Variation in predicted to experimental ratio with respect to a/d

It is evident from the above speculations that the models developed in the current study are superior in prediction accuracy and can be applied to a wide range of data. It can also be noted that the equations chosen for comparison do not show a particular trend in terms of the performance measures analyzed in this study. For instance, from Fig. 6 it is seen that the code CSA S6:19 [4] shows the best performance with respect to the least data points in the unsafe zone. On the other hand, the results in Fig. 7 imply that the code CSA S806 [3] performs the best with low SD values and mean closest to 1.00. The models CB and RF, identified as the best and second-best models in this paper, are the only models that show consistent performance in all measures analyzed.
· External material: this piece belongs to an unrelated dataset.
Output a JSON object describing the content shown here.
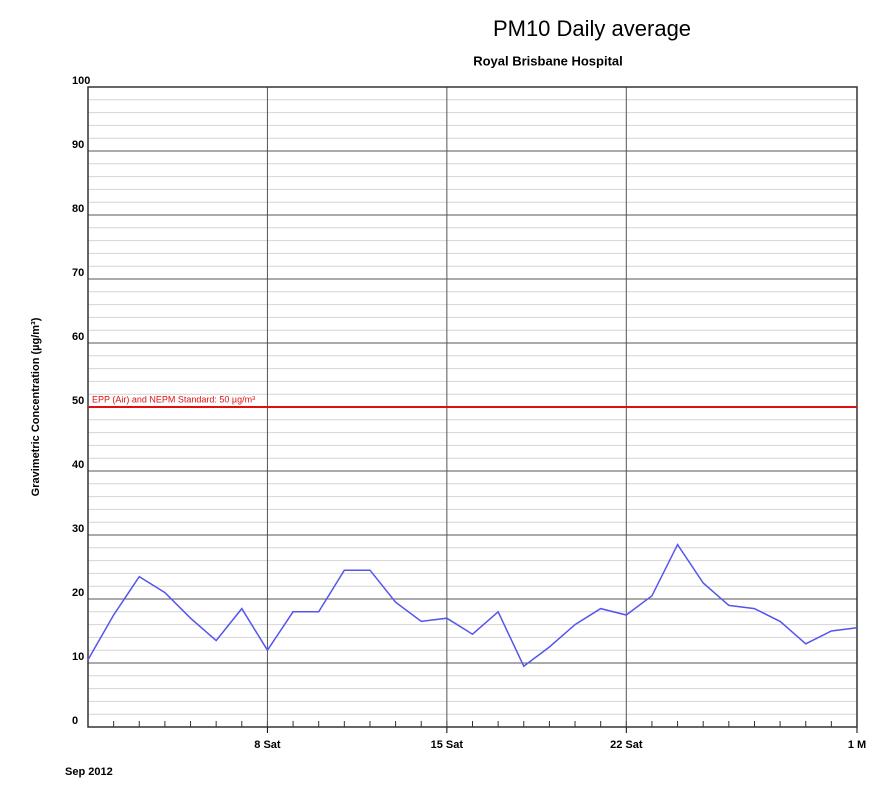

Therefore, it is safe to say that the ensemble models CB and RF outperformed the XGB and AB in estimating the shear capacity of FRP strengthen T-beams.

7 Conclusions

This study is based on an extensive database regarding shear strengthening of reinforced concrete T-beams with externally bonded FRP layers. The database collected is then used to develop four ensemble learning models and identify the best models to generate an estimation method with higher accuracy and lower computational efforts that can be applied easily in the practical field. The effect of concrete and FRP properties and beam cross section details on the shear strength of the specimens is studied. SHapley Additive exPlanation is used to interpret the importance of input features of the models. Finally, a comparison of the data with those predicted with formulations used widely in research and practical designs is done to verify the accuracy of the guidelines. The following conclusions can be drawn from the study:

  1. 1.

    The shear capacity increased with increase in a/d ratio to a point beyond which the capacity decreased with increasing a/d values. The highest shear contribution by FRP is observed in specimens with no transverse reinforcement. Moreover, no particular trend is observed in shear capacity due to changes in FRP tensile strength.

  2. 2.

    From the tenfold cross-validation, the coefficient of determination obtained from RF and CB models were very close to 1.00 and the mean absolute error was found to be less than 0.25 kN.

  3. 3.

    The most important feature as explained by SHAP is the height of FRP layers. On the contrary, the least important feature is the type of fiber. It was also noted that lower a/d ratio has greater impact on the prediction of shear strength.

  4. 4.

    The design guidelines and empirical equations do not perform satisfactorily when applied to data outside the range considered in developing the corresponding equations.

  5. 5.

    The prediction data points obtained from CB and RF are seen to have low scatter and cluster at the 1:1 line when plotted against the experimental capacity.

  6. 6.

    The mean of predicted to experimental ratio results from CB and RF models is seen to be very close to 1.00 with standard deviations of only 0.12 and 0.13, respectively.

The results summarized above identify the fact that CB and RF models perform with satisfactory accuracy in shear strength estimation of externally bonded FRP retrofitted RC T-beams. The models developed can be implemented in design and strengthening solutions in practical field application.